Following the establishment of the Global Compact in 2000 that aimed at encouraging the private sector to commit for environmental, social and human rights issues with taking seriously their social responsibility, the UN upon the initiative of its Secretary General, invited a group of the world’s largest institutional investors to join a multistakeholder process and develop the Principles for Responsible Investment (PRI). The PRI are aimed at pension, insurance and institutional investors. They are based on six main principles which require investors to consider environment, social and corporate governance issues (ESG) in their management of investment portfolios 1  :

  • Incorporating of ESG issues into investment analysis and decision-making processes;
  • Becoming active owners and incorporate ESG issues into the ownership policies and practices;
  • Seeking disclosure on ESG issues in corporations in which investments have been made.
  • Promoting acceptance and implementation of the Principles within the investment industry
  • Promoting collective work to enhance effectiveness in the implementation of the Principles
  • Reporting activities and progress towards implementing the Principles.

There are 3 categories of signatories: asset owners, investment managers and professional service partners. As of APRIL 2021, there are over 2900 signatories 2 and they all pledged to respect the aforementioned principles. Signing the PRI/Global Compact remains a voluntary commitment to the principles and does not put the signatories under any legal obligation. The only obligation signatories have is to answer the annual questionnaire concerning the measures taken to implement the six principles. In August 2009, the Secretariat dismissed 5 signatories (DeSBAN, Christopher Reynolds Foundation, Foresters Community Finance, Oasis Group Holdings and Trinity Holdings), as they did not fulfil this one and only condition. Such principles for responsible investment are all the more relevant that there has been a growing tendency from pension funds to divest from high risks situations. For example, investors have announced withdrawal from Israeli banks and companies operating in Israeli settlements in the Occupied Palestinian Territoriy (OPT). In January 2014, The Dutch pension fund PPGM that divested from five Israeli banks operating in Israeli settlements 3 . Although it stated its intentions to remain invested in three Israeli banks related to settlements in the OPT, APB, another Dutch pension fund also decided in July 2014 to divest from two Israeli arms companies (Aryt Industries Ltd and Ashot Ashkelon Industries, respectively manufacturing detonators and operating in the aerospace and defence sector) 4 . In Luxembourg, the pension fund FDC decided to excluded investments in the five major Israeli banks, as well as in several top Israeli companies for their involvement in settlements in the OPT. In July 2014, 17 eU Governments (Austria, Britain, Belgium, Croatia, Denmark, Finland, France, Germany, Ireland, Italy, Greece, Luxemburg, Malta, Portugal, Slovakia, Slovenia and Spain) made statements warning companies against doing business with or investing in Israeli companies involved in the settlements in the OPT 5 .

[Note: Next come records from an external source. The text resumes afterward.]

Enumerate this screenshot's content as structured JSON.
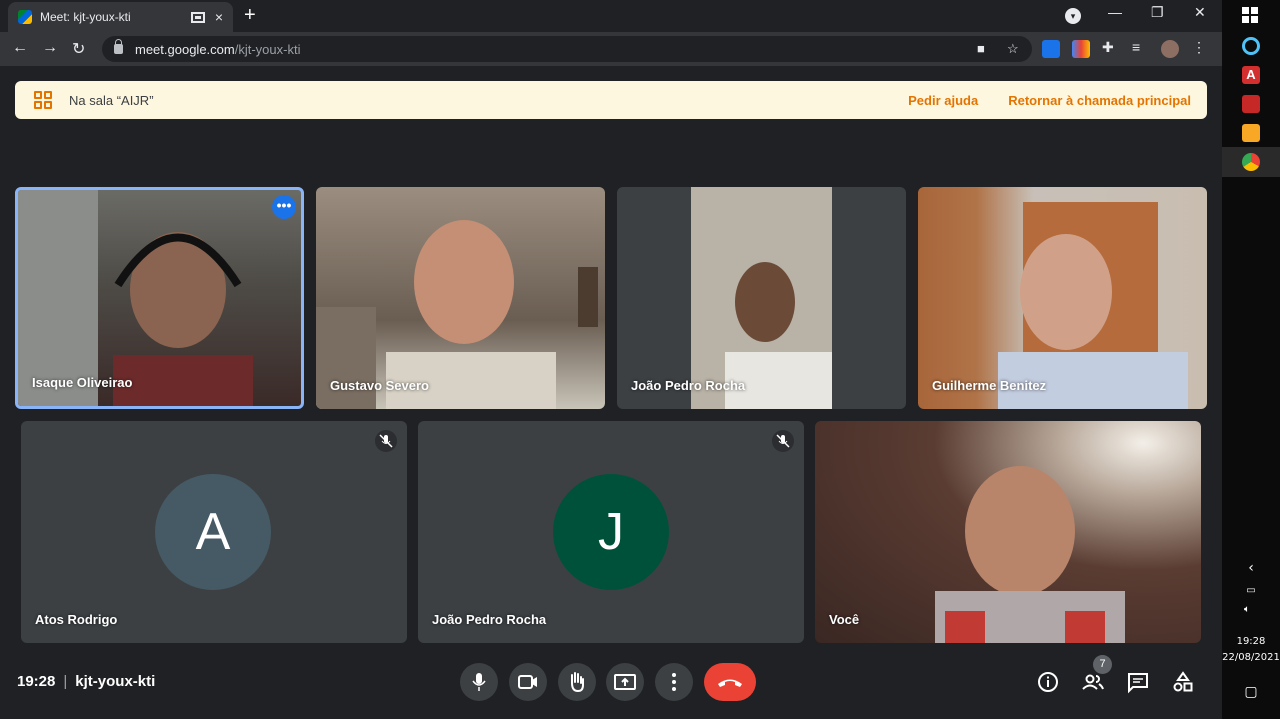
{
  "browser": {
    "tab_title": "Meet: kjt-youx-kti",
    "tab_close": "×",
    "new_tab": "+",
    "url_host": "meet.google.com",
    "url_path": "/kjt-youx-kti",
    "window_controls": [
      "minimize",
      "restore",
      "close"
    ]
  },
  "banner": {
    "room_label": "Na sala “AIJR”",
    "help_label": "Pedir ajuda",
    "return_label": "Retornar à chamada principal"
  },
  "participants": [
    {
      "name": "Isaque Oliveirao",
      "active": true
    },
    {
      "name": "Gustavo Severo"
    },
    {
      "name": "João Pedro Rocha"
    },
    {
      "name": "Guilherme Benitez"
    },
    {
      "name": "Atos Rodrigo",
      "initial": "A",
      "avatar_color": "#455a64",
      "muted": true
    },
    {
      "name": "João Pedro Rocha",
      "initial": "J",
      "avatar_color": "#00513a",
      "muted": true
    },
    {
      "name": "Você"
    }
  ],
  "meeting": {
    "time": "19:28",
    "separator": "|",
    "code": "kjt-youx-kti",
    "participant_count": "7"
  },
  "controls": [
    "mic-icon",
    "camera-icon",
    "raise-hand-icon",
    "present-icon",
    "more-options-icon",
    "hangup-icon"
  ],
  "right_controls": [
    "info-icon",
    "people-icon",
    "chat-icon",
    "activities-icon"
  ],
  "taskbar": {
    "clock_time": "19:28",
    "clock_date": "22/08/2021"
  },
  "colors": {
    "background": "#202124",
    "banner": "#fef7e0",
    "banner_accent": "#e37400",
    "active_border": "#8ab4f8",
    "hangup": "#ea4335"
  }
}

Private Equity Council’s Guidelines

On 10 February 2009, a year after having signed the PRI, the Private equity Council, an advocacy, communications, research organisation and resource centre for the private equity industry, adopted a code of conduct based on the PRI. The Private equity Council requires that all members apply this code of conduct when taking over other firms/companies. The code of conduct expects investors to be more aware of environmental, public health issues, workers’ rights and social issues throughout the evaluation of companies in which the private equity funds invest. The private equity funds finance the purchase of companies which sometimes results in the private equity fund becoming heavily indebted. NGOs and public institutions among which the european Commission, have heavily criticised these funds, as they are accused of having allowed the development of debt bubbles in the financial markets. It is considered today that private equity funds and hedge funds, as well as some other types of funds and financial instruments, need to be more closely regulated.